LaGrange Police Chief Lou Dekmar, who is white, told the AJC that lynchings “represented injustice” to the victim and created distrust in the Black community toward law enforcement.

“I think an acknowledgement and apology is needed to help us understand how the past forms and impacts the present,” he added. “It makes it clear what was done was wrong.”

Callaway, believed to be about 18 years old, was accused of assaulting a White woman. A posse of White men grabbed him from the LaGrange city jail. They drove him into the countryside and violently killed him.

The newspaper said the event was essentially “scrubbed from the city record,” as though it never happened.
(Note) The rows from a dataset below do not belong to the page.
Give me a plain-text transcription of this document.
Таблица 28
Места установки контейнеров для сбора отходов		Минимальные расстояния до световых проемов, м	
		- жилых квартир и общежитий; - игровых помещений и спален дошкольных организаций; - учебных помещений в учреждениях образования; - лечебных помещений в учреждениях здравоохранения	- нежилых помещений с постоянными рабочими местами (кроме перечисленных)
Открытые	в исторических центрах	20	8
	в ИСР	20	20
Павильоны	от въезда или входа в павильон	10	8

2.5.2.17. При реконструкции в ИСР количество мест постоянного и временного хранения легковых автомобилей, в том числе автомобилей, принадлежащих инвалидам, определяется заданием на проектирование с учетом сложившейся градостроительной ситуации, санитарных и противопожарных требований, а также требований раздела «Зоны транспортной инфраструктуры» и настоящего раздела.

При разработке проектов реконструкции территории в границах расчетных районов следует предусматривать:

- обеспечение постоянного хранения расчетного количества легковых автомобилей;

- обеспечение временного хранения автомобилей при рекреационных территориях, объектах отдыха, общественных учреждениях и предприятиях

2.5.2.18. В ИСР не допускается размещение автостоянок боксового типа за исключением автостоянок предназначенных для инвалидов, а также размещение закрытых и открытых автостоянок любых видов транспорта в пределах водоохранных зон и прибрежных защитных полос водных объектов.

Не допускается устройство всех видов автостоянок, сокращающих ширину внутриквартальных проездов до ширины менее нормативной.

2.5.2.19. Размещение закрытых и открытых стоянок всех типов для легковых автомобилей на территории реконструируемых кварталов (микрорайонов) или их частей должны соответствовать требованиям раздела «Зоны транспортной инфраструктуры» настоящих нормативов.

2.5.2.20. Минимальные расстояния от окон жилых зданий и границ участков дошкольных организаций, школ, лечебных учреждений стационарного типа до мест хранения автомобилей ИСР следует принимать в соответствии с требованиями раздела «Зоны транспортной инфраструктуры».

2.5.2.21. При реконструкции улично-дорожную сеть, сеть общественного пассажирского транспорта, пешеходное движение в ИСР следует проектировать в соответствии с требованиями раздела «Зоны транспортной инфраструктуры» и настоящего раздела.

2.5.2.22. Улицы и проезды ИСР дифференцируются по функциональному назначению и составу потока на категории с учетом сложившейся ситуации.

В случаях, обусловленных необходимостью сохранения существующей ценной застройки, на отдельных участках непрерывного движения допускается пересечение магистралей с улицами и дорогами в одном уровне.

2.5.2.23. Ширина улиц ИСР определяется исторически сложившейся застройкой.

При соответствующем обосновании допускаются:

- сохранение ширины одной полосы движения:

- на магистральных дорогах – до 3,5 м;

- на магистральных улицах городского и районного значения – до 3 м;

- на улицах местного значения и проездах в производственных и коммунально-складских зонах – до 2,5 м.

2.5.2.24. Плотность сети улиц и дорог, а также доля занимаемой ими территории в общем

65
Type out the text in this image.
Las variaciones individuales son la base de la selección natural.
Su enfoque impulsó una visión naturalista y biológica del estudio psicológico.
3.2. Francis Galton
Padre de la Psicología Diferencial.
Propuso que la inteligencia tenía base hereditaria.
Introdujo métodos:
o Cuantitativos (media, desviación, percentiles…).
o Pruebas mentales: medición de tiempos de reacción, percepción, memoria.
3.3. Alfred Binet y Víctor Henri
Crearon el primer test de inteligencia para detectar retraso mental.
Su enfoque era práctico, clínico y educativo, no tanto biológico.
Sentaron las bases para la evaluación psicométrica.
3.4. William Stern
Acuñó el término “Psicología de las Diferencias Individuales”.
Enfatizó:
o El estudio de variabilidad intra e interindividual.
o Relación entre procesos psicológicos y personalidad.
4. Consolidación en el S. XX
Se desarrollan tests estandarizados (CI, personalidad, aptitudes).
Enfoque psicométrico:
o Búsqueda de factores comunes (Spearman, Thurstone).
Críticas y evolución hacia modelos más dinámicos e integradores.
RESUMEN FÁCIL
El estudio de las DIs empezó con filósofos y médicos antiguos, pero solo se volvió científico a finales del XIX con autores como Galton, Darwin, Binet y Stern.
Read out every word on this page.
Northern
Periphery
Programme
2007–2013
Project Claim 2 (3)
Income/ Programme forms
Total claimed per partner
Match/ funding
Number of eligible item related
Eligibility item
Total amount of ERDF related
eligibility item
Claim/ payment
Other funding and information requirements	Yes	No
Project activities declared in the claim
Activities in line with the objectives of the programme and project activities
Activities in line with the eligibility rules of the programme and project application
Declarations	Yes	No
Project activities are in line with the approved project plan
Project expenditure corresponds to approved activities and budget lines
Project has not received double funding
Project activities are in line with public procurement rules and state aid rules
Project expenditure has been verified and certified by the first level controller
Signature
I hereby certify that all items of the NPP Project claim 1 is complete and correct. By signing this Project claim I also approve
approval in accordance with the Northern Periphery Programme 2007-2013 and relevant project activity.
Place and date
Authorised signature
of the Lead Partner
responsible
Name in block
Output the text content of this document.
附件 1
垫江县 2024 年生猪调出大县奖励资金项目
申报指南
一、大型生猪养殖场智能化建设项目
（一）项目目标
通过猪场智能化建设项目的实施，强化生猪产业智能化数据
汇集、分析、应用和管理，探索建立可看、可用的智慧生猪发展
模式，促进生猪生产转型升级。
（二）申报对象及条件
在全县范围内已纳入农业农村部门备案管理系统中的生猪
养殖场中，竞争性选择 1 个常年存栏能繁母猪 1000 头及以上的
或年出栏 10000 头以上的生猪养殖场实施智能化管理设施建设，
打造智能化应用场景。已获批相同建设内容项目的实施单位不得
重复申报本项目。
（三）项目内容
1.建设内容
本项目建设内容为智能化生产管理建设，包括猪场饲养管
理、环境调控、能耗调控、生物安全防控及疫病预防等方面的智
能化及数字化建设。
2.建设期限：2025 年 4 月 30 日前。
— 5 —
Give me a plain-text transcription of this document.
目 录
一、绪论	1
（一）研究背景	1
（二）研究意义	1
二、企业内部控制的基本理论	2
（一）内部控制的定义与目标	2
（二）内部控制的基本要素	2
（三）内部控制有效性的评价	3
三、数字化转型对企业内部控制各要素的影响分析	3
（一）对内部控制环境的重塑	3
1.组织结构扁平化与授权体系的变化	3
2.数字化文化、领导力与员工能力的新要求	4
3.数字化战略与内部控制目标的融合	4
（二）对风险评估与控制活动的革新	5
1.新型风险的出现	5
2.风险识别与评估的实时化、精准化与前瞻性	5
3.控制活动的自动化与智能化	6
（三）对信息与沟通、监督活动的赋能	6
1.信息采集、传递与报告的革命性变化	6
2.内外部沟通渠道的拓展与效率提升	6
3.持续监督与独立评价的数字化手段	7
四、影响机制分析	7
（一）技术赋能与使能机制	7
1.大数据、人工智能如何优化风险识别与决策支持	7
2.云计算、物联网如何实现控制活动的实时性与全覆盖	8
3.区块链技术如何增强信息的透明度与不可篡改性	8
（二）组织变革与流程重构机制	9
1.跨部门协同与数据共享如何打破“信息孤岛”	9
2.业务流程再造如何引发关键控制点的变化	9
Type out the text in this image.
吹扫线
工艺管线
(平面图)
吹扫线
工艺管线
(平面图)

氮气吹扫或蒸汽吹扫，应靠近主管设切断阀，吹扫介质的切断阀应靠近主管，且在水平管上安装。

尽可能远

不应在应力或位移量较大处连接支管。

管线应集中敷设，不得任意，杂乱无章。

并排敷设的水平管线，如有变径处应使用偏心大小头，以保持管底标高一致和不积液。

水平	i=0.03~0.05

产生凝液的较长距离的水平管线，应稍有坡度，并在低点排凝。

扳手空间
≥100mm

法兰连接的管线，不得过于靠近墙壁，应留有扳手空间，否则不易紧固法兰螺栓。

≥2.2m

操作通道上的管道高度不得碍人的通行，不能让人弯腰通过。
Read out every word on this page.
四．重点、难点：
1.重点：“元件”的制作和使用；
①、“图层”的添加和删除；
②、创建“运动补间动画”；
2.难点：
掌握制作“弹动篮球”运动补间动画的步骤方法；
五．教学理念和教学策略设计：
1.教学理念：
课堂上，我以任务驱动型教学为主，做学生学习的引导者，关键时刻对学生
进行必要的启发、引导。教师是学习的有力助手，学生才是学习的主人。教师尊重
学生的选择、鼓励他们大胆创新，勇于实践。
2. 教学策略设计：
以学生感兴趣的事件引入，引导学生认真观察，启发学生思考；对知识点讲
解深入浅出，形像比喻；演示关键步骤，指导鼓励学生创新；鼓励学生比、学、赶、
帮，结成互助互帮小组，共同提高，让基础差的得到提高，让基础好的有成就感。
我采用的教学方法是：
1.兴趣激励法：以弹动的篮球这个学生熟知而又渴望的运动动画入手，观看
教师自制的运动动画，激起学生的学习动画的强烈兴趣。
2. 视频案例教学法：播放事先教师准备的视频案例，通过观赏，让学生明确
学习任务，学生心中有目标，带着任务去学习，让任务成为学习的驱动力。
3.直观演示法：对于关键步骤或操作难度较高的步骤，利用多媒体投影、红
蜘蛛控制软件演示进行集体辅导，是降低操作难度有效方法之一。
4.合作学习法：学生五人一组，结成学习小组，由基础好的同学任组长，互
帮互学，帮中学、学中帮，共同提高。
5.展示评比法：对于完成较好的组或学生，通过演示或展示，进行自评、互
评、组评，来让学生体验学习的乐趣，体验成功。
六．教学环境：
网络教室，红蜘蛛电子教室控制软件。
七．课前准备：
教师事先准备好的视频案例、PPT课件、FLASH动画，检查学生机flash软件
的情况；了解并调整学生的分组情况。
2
There was no criminal investigation and no probe into the police department’s complicity in the lynching.

Police departments throughout the south routinely turned Blacks over to lynch mobs, an expert told the AJC. And since cases were seldom recorded or investigated, memory of lynchings typically faded over time.

Indeed, more than 75 years later, few LaGrange residents remember the incident. In Callaway’s case, however, The New York Times published a brief story in 1940 about the lynching.

Dekmar said he learned about it a couple of years ago after a detective overheard two older Black women taking about the past.